Twenty-five years ago, we found ourselves in a similar position. The gap between poor districts and affluent districts at the time was so stark that school districts did sue the Commonwealth. But then something great happened in Massachusetts to make us proud. That lawsuit caught the Legislature’s attention and inspired the 1993 Education Reform Act, which made a bold, righteous, and radically American promise: We as a state said that “We will provide high quality public education for all of our children.” And all meant all. So we established a new budget, the Foundation Budget, to make sure that every school district, regardless of zip code, would have the resources to follow through on that promise.
At first we did it—even though it was hard and required year-over-year discipline to appropriate the resources. But, lo and behold, the act brought about amazing results.

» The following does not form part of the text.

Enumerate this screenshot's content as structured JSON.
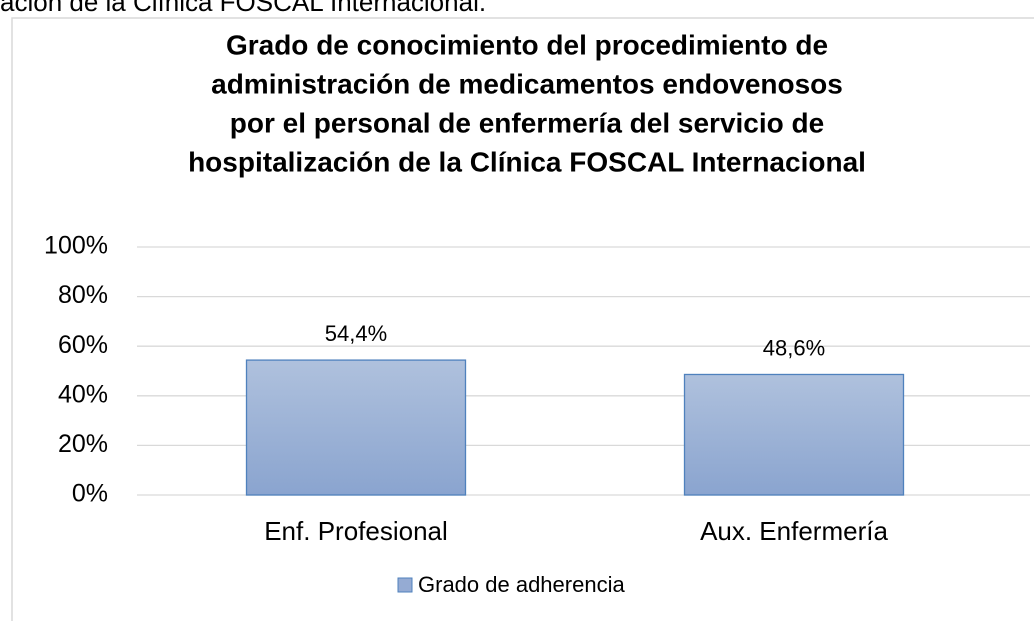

Unfortunately, in the years since, we have done little to update the formula, and it’s now outdated. Our education system grew and evolved along with our economy (consider that the internet barely existed for most Americans in 1993!), but our funding formula didn’t grow with us.
Today, our school districts are buckling under the weight of two decades of deferred maintenance.
In 2015, I co-chaired a bipartisan commission of experts to examine how to fix our aging funding system. That Foundation Budget Review Commission (FBRC) found that health care and special education costs had far surpassed assumptions built into the original formula. The FBRC also found that the original formula drastically understated the resources necessary to close achievement gaps for low-income students and English Learners.
In all, we found that Massachusetts is underestimating the cost of education by more than $1 billion every year.
FBRC commission members unanimously endorsed a few simple and effective recommendations to address this accumulating crisis: Modernize the English Learner and low-income components of the formula to provide critical services and align with best practices; realistically account for districts’ health care and special education costs; and establish a Data Advisory Task Force to better analyze school-level funding data as a way to inform future policy decisions.
These simple recommendations were endorsed unanimously by the members of the commission, who all agreed on the urgency of this problem, and on the road map for addressing it.
Since then, I have pushed my colleagues in the Senate and House to pass these simple policies into law and to put in place a public schedule-setting process by which we will phase them in. That’s the bill I filed at the beginning of this session, and that’s the legislation the Senate unanimously passed.
The promise of a quality education is not just the one we all made to our districts as elected officials. And it’s not just the one we, as responsible and caring adults, made to our children. It is a promise that runs to the heart of who we are in Massachusetts.
If this bill is passed by the House and signed by the governor, we will re-commit, in our generation, to the essential work of providing every child with a quality education – and ensure that “all” still means all.
Sen. Sonia Chang-Díaz represents the Second Suffolk District in the Legislature.